Umsatzpotenzial und Hersteller-Forecasts

Prosoom hat auf Basis der Top-Hersteller ein aktuelles Umsatzpotenzial von über 30 Mio. EUR p.a. ausgewiesen (Basis: Umsatz p.a. aller Versandapotheken, Prosoom Absatzprojektion; hier: nur Top-Hersteller).

Auszug Hersteller-Forecast Umsatz aller Versandapotheken 2025 (Prosoom): ratiopharm GmbH 6.828.000 EUR; STADA Arzneimittel AG 3.346.000 EUR; Beiersdorf AG 2.958.000 EUR; Haleon Germany GmbH 2.412.000 EUR; WICK Pharma (P&G) 1.172.000 EUR; Kenvue Germany GmbH 850.000 EUR; Galderma 734.000 EUR; Verla-Pharm 664.000 EUR; Trommsdorff 648.000 EUR; Protina Pharm. 536.000 EUR; Queisser 494.000 EUR; DR. KADE 432.000 EUR; Wörwag Pharma 398.000 EUR; Norsan 396.000 EUR; A. Nattermann 324.000 EUR; Engelhard 320.000 EUR.
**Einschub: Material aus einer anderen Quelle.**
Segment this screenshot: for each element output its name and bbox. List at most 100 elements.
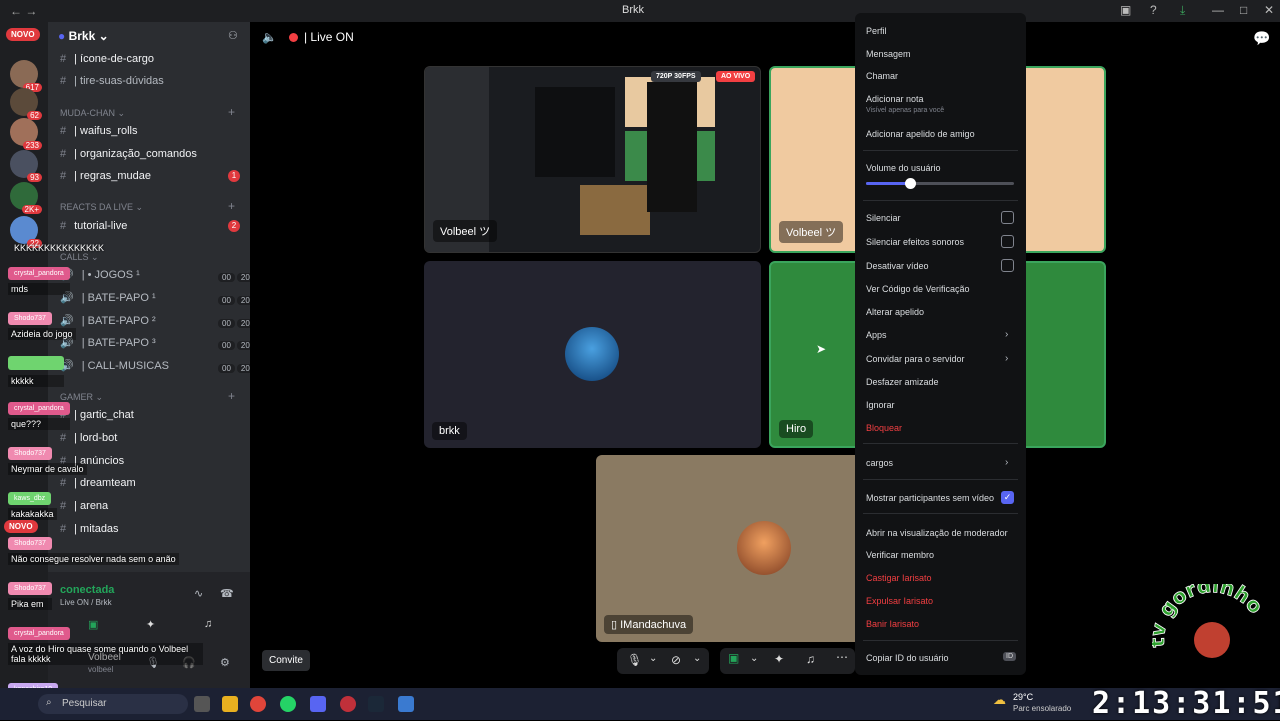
add-channel-icon[interactable]: + (228, 105, 235, 119)
add-channel-icon[interactable]: + (228, 389, 235, 403)
menu-item-add-note[interactable]: Adicionar nota Visível apenas para você (866, 94, 944, 114)
menu-item-friend-nickname[interactable]: Adicionar apelido de amigo (866, 129, 975, 139)
chat-message: crystal_pandora que??? (8, 402, 70, 430)
menu-item-change-nickname[interactable]: Alterar apelido (866, 307, 924, 317)
chevron-down-icon[interactable]: ⌄ (750, 653, 758, 664)
menu-item-show-participants[interactable]: Mostrar participantes sem vídeo (866, 493, 994, 503)
settings-gear-icon[interactable]: ⚙ (220, 656, 230, 669)
more-icon[interactable]: ⋯ (836, 650, 848, 664)
channel-item[interactable]: # | gartic_chat (60, 406, 134, 424)
disconnect-icon[interactable]: ☎ (220, 587, 234, 600)
stream-tile[interactable]: 720P 30FPS AO VIVO Volbeel ツ (424, 66, 761, 253)
chevron-down-icon[interactable]: ⌄ (693, 653, 701, 664)
chat-user: Shodo737 (8, 312, 52, 325)
chat-bubble-icon[interactable]: 💬 (1253, 30, 1270, 47)
add-member-icon[interactable]: ⚇ (228, 29, 238, 42)
channel-item[interactable]: # | ícone-de-cargo (60, 50, 154, 68)
chat-message: crystal_pandora mds (8, 267, 70, 295)
channel-item[interactable]: # | regras_mudae 1 (60, 167, 240, 185)
voice-status: conectada (60, 584, 115, 596)
menu-item-invite[interactable]: Convidar para o servidor (866, 354, 965, 364)
menu-item-block[interactable]: Bloquear (866, 423, 902, 433)
hash-icon: # (60, 220, 67, 232)
channel-item[interactable]: # | mitadas (60, 520, 119, 538)
channel-item[interactable]: # | tire-suas-dúvidas (60, 72, 164, 90)
server-icon[interactable]: 62 (10, 88, 42, 120)
file-explorer-icon[interactable] (222, 696, 238, 712)
menu-item-message[interactable]: Mensagem (866, 49, 911, 59)
voice-channel-item[interactable]: 🔊 | BATE-PAPO ¹ 00 20 (60, 289, 254, 307)
chevron-down-icon[interactable]: ⌄ (649, 653, 657, 664)
menu-item-verify-member[interactable]: Verificar membro (866, 550, 934, 560)
menu-item-ban[interactable]: Banir Iarisato (866, 619, 919, 629)
server-icon[interactable]: 93 (10, 150, 42, 182)
channel-item[interactable]: # | lord-bot (60, 429, 117, 447)
menu-item-disable-video[interactable]: Desativar vídeo (866, 261, 929, 271)
app-icon[interactable] (398, 696, 414, 712)
category-header[interactable]: REACTS DA LIVE ⌄ + (60, 199, 235, 213)
add-channel-icon[interactable]: + (228, 199, 235, 213)
stream-quality-badge: 720P 30FPS (651, 71, 701, 82)
minimize-icon[interactable]: — (1212, 3, 1224, 17)
channel-label: | dreamteam (74, 477, 136, 489)
taskbar-search[interactable]: ⌕ Pesquisar (38, 694, 188, 714)
maximize-icon[interactable]: □ (1240, 3, 1247, 17)
camera-off-icon[interactable]: ⊘ (671, 653, 681, 667)
inbox-icon[interactable]: ▣ (1120, 3, 1131, 17)
menu-item-call[interactable]: Chamar (866, 71, 898, 81)
screen-share-icon[interactable]: ▣ (728, 651, 739, 665)
download-icon[interactable]: ⤓ (1180, 3, 1185, 18)
noise-suppression-icon[interactable]: ∿ (194, 587, 203, 600)
mic-icon[interactable]: 🎙 (627, 653, 642, 667)
menu-item-profile[interactable]: Perfil (866, 26, 887, 36)
menu-item-mute-soundboard[interactable]: Silenciar efeitos sonoros (866, 237, 964, 247)
participant-tile[interactable]: brkk (424, 261, 761, 448)
activities-icon[interactable]: ✦ (774, 652, 784, 666)
menu-item-ignore[interactable]: Ignorar (866, 400, 895, 410)
steam-icon[interactable] (368, 696, 384, 712)
channel-item[interactable]: # | arena (60, 497, 108, 515)
tile-name: ▯ IMandachuva (604, 615, 694, 634)
menu-item-mute[interactable]: Silenciar (866, 213, 901, 223)
invite-button[interactable]: Convite (262, 650, 310, 671)
task-view-icon[interactable] (194, 696, 210, 712)
channel-item[interactable]: # | organização_comandos (60, 145, 197, 163)
whatsapp-icon[interactable] (280, 696, 296, 712)
volume-fill (866, 182, 911, 185)
discord-icon[interactable] (310, 696, 326, 712)
channel-item[interactable]: # | waifus_rolls (60, 122, 138, 140)
channel-item[interactable]: # | dreamteam (60, 474, 136, 492)
soundboard-icon[interactable]: ♫ (204, 618, 212, 630)
disable-video-checkbox[interactable] (1001, 259, 1014, 272)
menu-item-kick[interactable]: Expulsar Iarisato (866, 596, 933, 606)
chrome-icon[interactable] (250, 696, 266, 712)
server-icon[interactable]: 233 (10, 118, 42, 150)
volume-slider[interactable] (866, 178, 1014, 189)
channel-item[interactable]: # tutorial-live 2 (60, 217, 240, 235)
app-icon[interactable] (340, 696, 356, 712)
menu-item-unfriend[interactable]: Desfazer amizade (866, 377, 939, 387)
mute-checkbox[interactable] (1001, 211, 1014, 224)
volume-knob[interactable] (905, 178, 917, 189)
server-icon[interactable]: 617 (10, 60, 42, 92)
menu-item-moderator-view[interactable]: Abrir na visualização de moderador (866, 528, 1008, 538)
voice-channel-item[interactable]: 🔊| • JOGOS ¹0020 (60, 266, 254, 284)
back-forward-nav[interactable]: ← → (10, 4, 37, 18)
menu-item-roles[interactable]: cargos (866, 458, 893, 468)
help-icon[interactable]: ? (1150, 3, 1157, 17)
voice-channel-item[interactable]: 🔊 | CALL-MUSICAS 00 20 (60, 357, 254, 375)
category-header[interactable]: CALLS ⌄ (60, 252, 99, 263)
show-participants-checkbox[interactable]: ✓ (1001, 491, 1014, 504)
menu-item-timeout[interactable]: Castigar Iarisato (866, 573, 932, 583)
guild-header[interactable]: ● Brkk ⌄ (58, 29, 109, 43)
soundboard-icon[interactable]: ♫ (806, 652, 815, 666)
category-header[interactable]: MUDA-CHAN ⌄ + (60, 105, 235, 119)
server-icon[interactable]: 2K+ (10, 182, 42, 214)
menu-item-apps[interactable]: Apps (866, 330, 887, 340)
channel-label: | organização_comandos (74, 148, 197, 160)
mute-soundboard-checkbox[interactable] (1001, 235, 1014, 248)
guild-name: Brkk (68, 29, 96, 43)
close-icon[interactable]: ✕ (1264, 3, 1274, 17)
menu-item-copy-id[interactable]: Copiar ID do usuário (866, 653, 949, 663)
menu-item-verification-code[interactable]: Ver Código de Verificação (866, 284, 970, 294)
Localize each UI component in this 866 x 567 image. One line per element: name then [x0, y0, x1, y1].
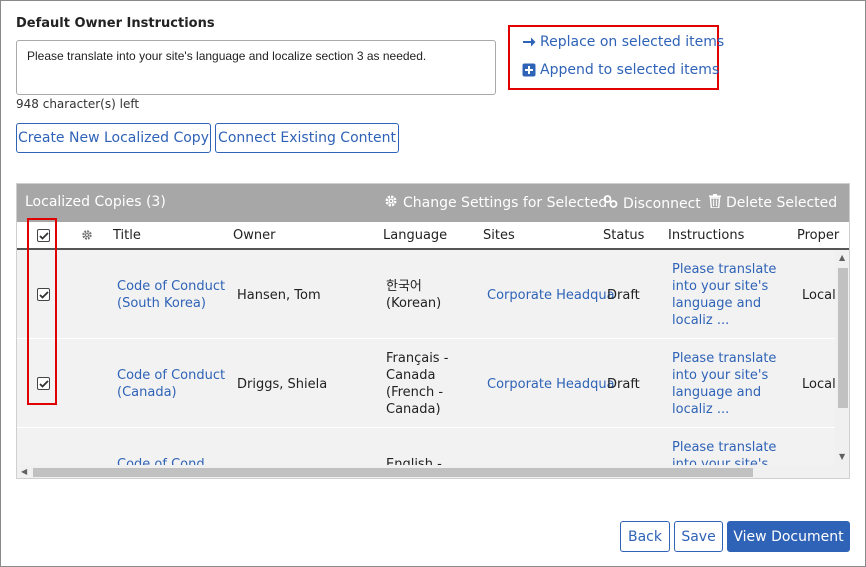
horizontal-scrollbar[interactable]: ◀ — [17, 465, 849, 478]
grid-column-header: Title Owner Language Sites Status Instru… — [17, 222, 849, 250]
row-language: 한국어 (Korean) — [386, 278, 441, 312]
table-row[interactable]: Code of Conduct (South Korea) Hansen, To… — [17, 250, 835, 339]
row-title-link[interactable]: Code of Cond... — [117, 456, 217, 465]
append-to-selected-label: Append to selected items — [540, 62, 720, 78]
column-header-status[interactable]: Status — [603, 228, 644, 243]
row-instructions-line: localiz ... — [672, 402, 730, 417]
table-row[interactable]: Code of Conduct (Canada) Driggs, Shiela … — [17, 339, 835, 428]
row-instructions-line: into your site's — [672, 368, 769, 383]
vertical-scroll-thumb[interactable] — [838, 268, 848, 408]
delete-selected-label: Delete Selected — [726, 195, 838, 211]
column-header-title[interactable]: Title — [113, 228, 141, 243]
arrow-right-icon — [522, 35, 536, 49]
table-row[interactable]: Code of Cond... English - Please transla… — [17, 428, 835, 465]
row-language-line: 한국어 — [386, 279, 422, 294]
row-owner: Driggs, Shiela — [237, 377, 328, 392]
plus-square-icon — [522, 63, 536, 77]
row-language: English - — [386, 457, 442, 465]
scroll-up-arrow-icon[interactable]: ▲ — [839, 253, 845, 262]
column-header-owner[interactable]: Owner — [233, 228, 275, 243]
row-language-line: Canada) — [386, 402, 441, 417]
save-button[interactable]: Save — [674, 521, 723, 552]
row-instructions-line: Please translate — [672, 440, 777, 455]
column-header-sites[interactable]: Sites — [483, 228, 515, 243]
row-title-link[interactable]: Code of Conduct (Canada) — [117, 367, 225, 401]
row-site-link[interactable]: Corporate Headqua — [487, 287, 615, 304]
row-instructions-line: Please translate — [672, 351, 777, 366]
instruction-actions-panel: Replace on selected items Append to sele… — [508, 25, 724, 90]
owner-instructions-label: Default Owner Instructions — [16, 16, 215, 31]
row-instructions-line: into your site's — [672, 457, 769, 465]
column-header-properties[interactable]: Proper — [797, 228, 839, 243]
localized-copies-grid: Localized Copies (3) Change Settings for… — [16, 183, 850, 479]
row-instructions-link[interactable]: Please translate into your site's langua… — [672, 261, 776, 329]
row-language: Français - Canada (French - Canada) — [386, 350, 448, 418]
row-language-line: Canada — [386, 368, 436, 383]
replace-on-selected-label: Replace on selected items — [540, 34, 725, 50]
disconnect-button[interactable]: Disconnect — [603, 194, 701, 213]
append-to-selected-link[interactable]: Append to selected items — [522, 62, 719, 78]
link-icon — [603, 194, 618, 213]
scroll-down-arrow-icon[interactable]: ▼ — [839, 452, 845, 461]
row-title-line: (South Korea) — [117, 296, 206, 311]
row-title-line: Code of Conduct — [117, 279, 226, 294]
row-instructions-link[interactable]: Please translate into your site's — [672, 439, 776, 465]
row-instructions-line: localiz ... — [672, 313, 730, 328]
back-button[interactable]: Back — [620, 521, 670, 552]
row-language-line: (French - — [386, 385, 444, 400]
disconnect-label: Disconnect — [623, 195, 701, 212]
row-language-line: (Korean) — [386, 296, 442, 311]
row-owner: Hansen, Tom — [237, 288, 321, 303]
create-localized-copy-button[interactable]: Create New Localized Copy — [16, 123, 211, 153]
trash-icon — [709, 194, 721, 212]
row-status: Draft — [607, 288, 640, 303]
owner-instructions-textarea[interactable]: Please translate into your site's langua… — [16, 40, 496, 95]
row-instructions-line: Please translate — [672, 262, 777, 277]
row-site-link[interactable]: Corporate Headqua — [487, 376, 615, 393]
column-header-language[interactable]: Language — [383, 228, 447, 243]
delete-selected-button[interactable]: Delete Selected — [709, 194, 837, 212]
chars-left-counter: 948 character(s) left — [16, 97, 140, 111]
checkbox-column-highlight — [27, 218, 57, 405]
change-settings-button[interactable]: Change Settings for Selected — [384, 194, 607, 212]
row-language-line: Français - — [386, 351, 449, 366]
horizontal-scroll-thumb[interactable] — [33, 468, 753, 477]
view-document-button[interactable]: View Document — [727, 521, 850, 552]
row-title-line: (Canada) — [117, 385, 177, 400]
replace-on-selected-link[interactable]: Replace on selected items — [522, 34, 724, 50]
connect-existing-content-button[interactable]: Connect Existing Content — [215, 123, 399, 153]
column-header-instructions[interactable]: Instructions — [668, 228, 744, 243]
row-status: Draft — [607, 377, 640, 392]
grid-title: Localized Copies (3) — [25, 194, 166, 210]
grid-toolbar: Localized Copies (3) Change Settings for… — [17, 184, 849, 222]
row-title-line: Code of Conduct — [117, 368, 226, 383]
row-title-link[interactable]: Code of Conduct (South Korea) — [117, 278, 225, 312]
row-instructions-line: into your site's — [672, 279, 769, 294]
vertical-scrollbar[interactable]: ▲ ▼ — [835, 250, 849, 465]
row-instructions-line: language and — [672, 296, 762, 311]
column-settings-gear-icon[interactable] — [81, 229, 93, 245]
row-properties: Locali — [802, 288, 835, 303]
row-properties: Locali — [802, 377, 835, 392]
row-instructions-link[interactable]: Please translate into your site's langua… — [672, 350, 776, 418]
gear-icon — [384, 194, 398, 212]
scroll-left-arrow-icon[interactable]: ◀ — [21, 467, 27, 476]
grid-rows: Code of Conduct (South Korea) Hansen, To… — [17, 250, 835, 465]
row-instructions-line: language and — [672, 385, 762, 400]
change-settings-label: Change Settings for Selected — [403, 195, 608, 211]
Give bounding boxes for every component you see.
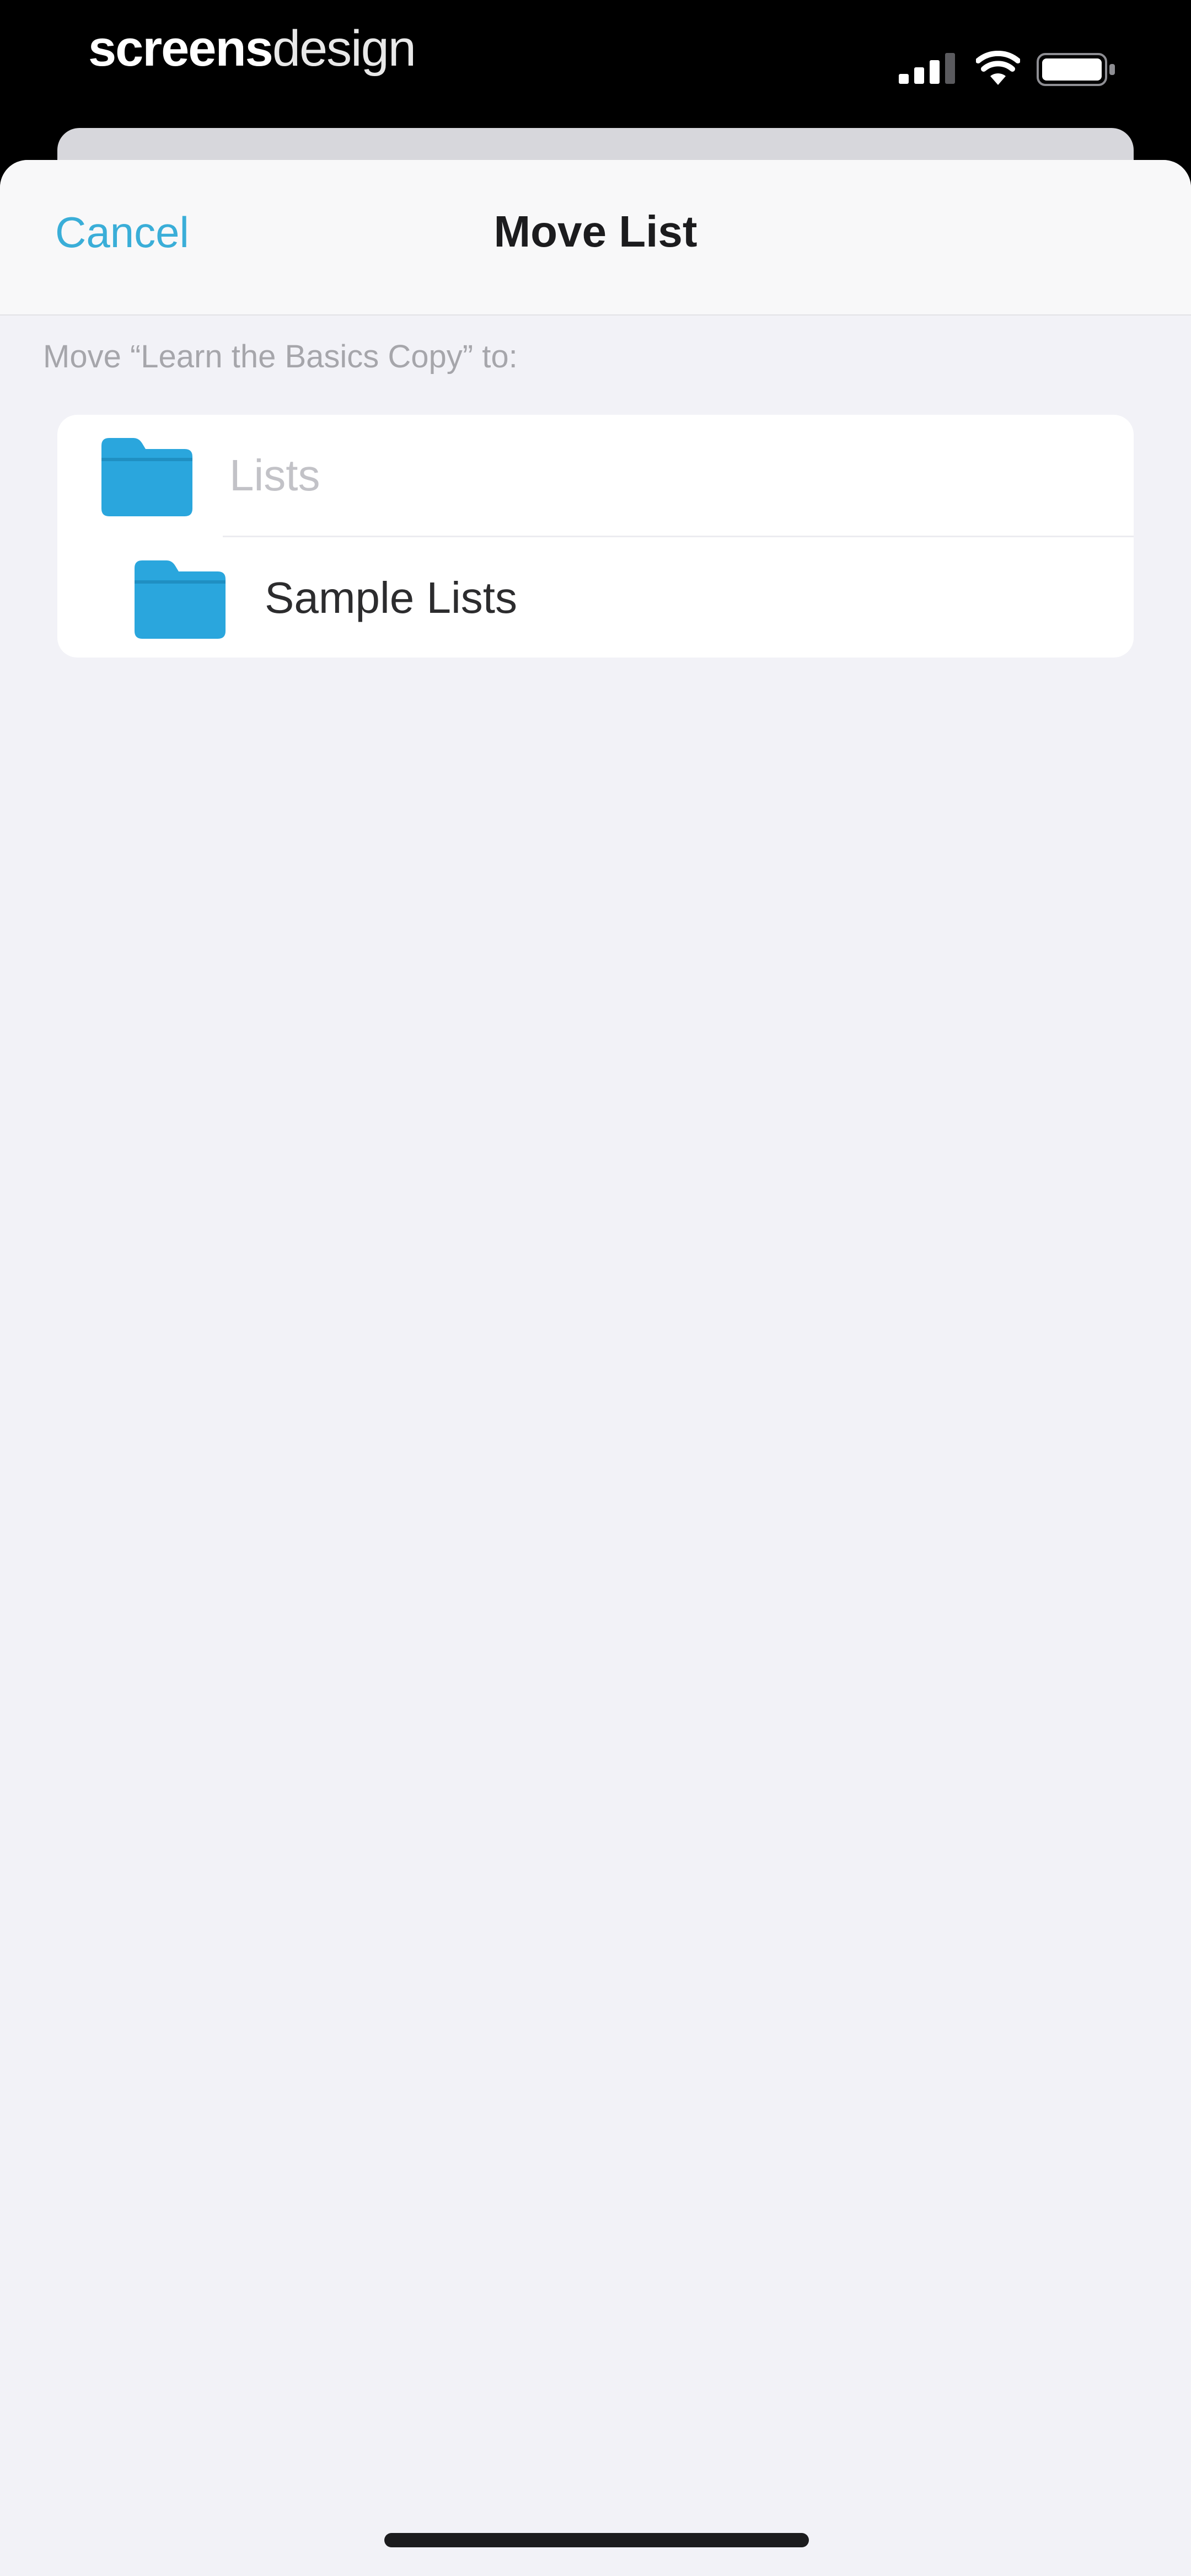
brand-light: design bbox=[272, 20, 416, 77]
folder-label: Lists bbox=[229, 451, 320, 500]
navigation-bar: Cancel Move List bbox=[0, 160, 1191, 316]
folder-list: Lists Sample Lists bbox=[57, 415, 1134, 658]
page-title: Move List bbox=[493, 207, 698, 256]
folder-label: Sample Lists bbox=[265, 573, 517, 622]
folder-row-sample-lists[interactable]: Sample Lists bbox=[57, 536, 1134, 658]
section-caption: Move “Learn the Basics Copy” to: bbox=[43, 339, 518, 375]
folder-icon bbox=[101, 438, 192, 516]
signal-icon bbox=[899, 53, 955, 84]
folder-row-lists[interactable]: Lists bbox=[57, 415, 1134, 536]
folder-icon bbox=[135, 560, 226, 639]
move-list-sheet: Cancel Move List Move “Learn the Basics … bbox=[0, 160, 1191, 2576]
battery-icon bbox=[1037, 53, 1115, 86]
brand-bold: screens bbox=[88, 20, 273, 77]
home-indicator[interactable] bbox=[384, 2533, 809, 2547]
wifi-icon bbox=[976, 51, 1020, 85]
brand-watermark: screensdesign bbox=[88, 20, 416, 77]
status-bar: screensdesign bbox=[0, 0, 1191, 127]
Operative und strategische Implikationen für Handel und Hersteller

Die Bestätigung einer technischen Integration von Drogerie und Apotheke bedeutet für Händler und Hersteller, dass kanalübergreifende Prozesse (Produktdaten, Verfügbarkeit, Versand- und Rezeptlogistik) frühzeitig adressiert werden sollten. Die vorliegende Liste ist ausdrücklich als technische/produktbezogene Information zu verstehen; sie bestätigt nicht, ob dm direkte Lieferbeziehungen zu den genannten Herstellern eingeht oder Ware über andere Bezugsquellen bezieht. Für Hersteller und Händler ist die Beobachtung weiterer Updates wichtig, da sich die Liste kurzfristig ändern kann.

Fazit

Für Entscheider in E‑Commerce, Digital und Markenmanagement gilt: dm med tritt 2025 mit einem selektiven, digital integrierten Apotheken-Angebot an. Die aktuelle Liste (>750 Produkte, >127 Hersteller) signalisiert ein relevantes Umsatzpotenzial (>30 Mio. EUR p.a.), gleichzeitig sind technische Details und Bezugsklärungen weiterhin zu beobachten.